Friday, August 3, 2012

Harry Reid must go

Harry Reid must go
By: John Hayward
8/3/2012 01:59 PM

Harry Reid must not remain the Majority Leader of the U.S. Senate. That’s an understandable objective for Republican voters in November, but it really shouldn’t take until then. Reid deserves the strongest possible censure from the Senate, and it should be a bipartisan vote. For the moment, the Democrats have the majority, so someone from their party must be Majority Leader, but it shouldn’t be Harry Reid.

This should be a simple enough consensus for a bipartisan majority to reach. Reid’s record of obstructionism, and his failure to even produce a budget in accordance with the duties of the Senate, are certainly reasons to vote against his party in the upcoming elections. But when he took his weird effort to slander presidential candidate Mitt Romney onto the Senate floor, his incompetence reached a new level, and questions about his mental competence were invited.

For those unfamiliar with the origin of this scandal, Reid has taken to claiming that some anonymous Bain Capital investor has privately informed him that Mitt Romney hasn’t paid any taxes for ten years. This would be a felony crime, exposing Romney to extensive penalties, and possibly even imprisonment.

Reid’s claims are ludicrous on a number of levels. There’s no reason any private investor would be privy to the confidential tax information of a partner at his investment firm. Bain doesn’t prepare taxes for its partners in-house. Romney hasn’t been actively involved in directing company operations since he left to manage the Salt Lake City Olympics in 1999, so Reid’s imaginary “source” would be essentially claiming to have reviewed the enormously complex, confidential IRS submissions of someone who used to work for Bain Capital. And Romney has already released tax information for the last two years. He most certainly did pay taxes, and plenty of them. Are we supposed to believe he only started paying them two years ago? He ran for President in 2008. Was he dodging his taxes while he did that?

Reid’s not really even pretending to believe his own story. When reporters challenged him in a conference call, he suddenly began claiming “I have had a number of people tell me that.” The reporters wanted to know who those people might be. “No, that’s the best you’re going to get from me. I don’t think the burden should be on me. The burden should be on him. He’s the one I’ve alleged has not paid any taxes. Why didn’t he release his tax returns?”

But when Reid made the remarkable and offensive decision to drag this garbage onto the floor of the Senate on Thursday, he was back to just one mysterious “source,” and suddenly he was up to 12 years of Romney paying no taxes, instead of 10.

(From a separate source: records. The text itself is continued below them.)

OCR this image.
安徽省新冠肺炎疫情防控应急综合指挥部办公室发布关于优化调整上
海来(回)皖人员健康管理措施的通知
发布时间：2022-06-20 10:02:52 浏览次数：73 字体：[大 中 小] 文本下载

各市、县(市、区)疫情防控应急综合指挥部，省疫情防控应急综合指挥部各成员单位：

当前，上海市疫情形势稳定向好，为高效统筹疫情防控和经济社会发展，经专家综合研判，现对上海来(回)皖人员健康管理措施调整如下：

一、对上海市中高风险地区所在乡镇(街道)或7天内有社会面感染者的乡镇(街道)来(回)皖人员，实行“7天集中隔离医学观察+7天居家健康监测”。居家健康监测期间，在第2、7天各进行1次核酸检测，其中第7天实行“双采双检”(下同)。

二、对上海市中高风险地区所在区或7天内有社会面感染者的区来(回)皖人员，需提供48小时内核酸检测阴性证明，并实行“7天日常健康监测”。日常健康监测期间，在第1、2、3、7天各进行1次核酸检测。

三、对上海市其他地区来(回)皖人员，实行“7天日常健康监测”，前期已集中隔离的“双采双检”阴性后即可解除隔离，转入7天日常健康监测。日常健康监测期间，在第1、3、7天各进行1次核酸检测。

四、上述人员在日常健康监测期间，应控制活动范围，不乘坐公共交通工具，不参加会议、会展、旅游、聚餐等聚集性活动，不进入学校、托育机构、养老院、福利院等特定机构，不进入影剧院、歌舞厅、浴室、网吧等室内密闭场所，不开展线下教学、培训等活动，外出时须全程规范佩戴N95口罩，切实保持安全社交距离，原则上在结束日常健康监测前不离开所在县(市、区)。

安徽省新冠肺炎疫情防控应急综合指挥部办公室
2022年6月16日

Click here to watch video:

Conservatives have been having fun with Reid by turning his own ridiculous tactics against him, and claiming that “anonymous sources” have told them the Senate Majority Leader is guilty of all sorts of horrible crimes, which he must now aggressively prove himself innocent of. As funny as those jests might be, this is no laughing matter. The Senate Majority Leader is either mentally unfit to continue in office, or he’s a disgusting liar who has employed his office to engage in the lowest form of political slander… all in the service of a distraction that was silly to begin with, as the Democrats somehow imagine that the public will forget about a collapsing economy and horrific unemployment because they really want to see Mitt Romney’s tax returns from 2003.

The Senate has standards, and rules of ethics, designed in part to prevent a cheap political operator like Reid from hijacking the chamber for this kind of infantile theater. A lot of what transpires in both houses of Congress has primarily political motivations, of course, but there has to be some limit, based the barest notions of honor, professionalism, patriotism, and simple decency. Otherwise, what’s to prevent every Senator from seizing the floor to launch baseless accusations at his political opponents, based on imaginary “sources,” and turn the next session into an endless series of show trials?

Reid probably thinks he’s clever for having backed Romney into a corner, since even if the Republican candidate had been considering the release of more tax information, he can hardly afford to be seen capitulating to Reid’s thug tactics. But in reality, Reid’s overreach has made the whole “Mitt Romney’s taxes” storyline radioactive for Democrats. They’re the ones who must now carefully consider whether they want to associate themselves, in even the most tangential way, with Reid’s disgraceful performance.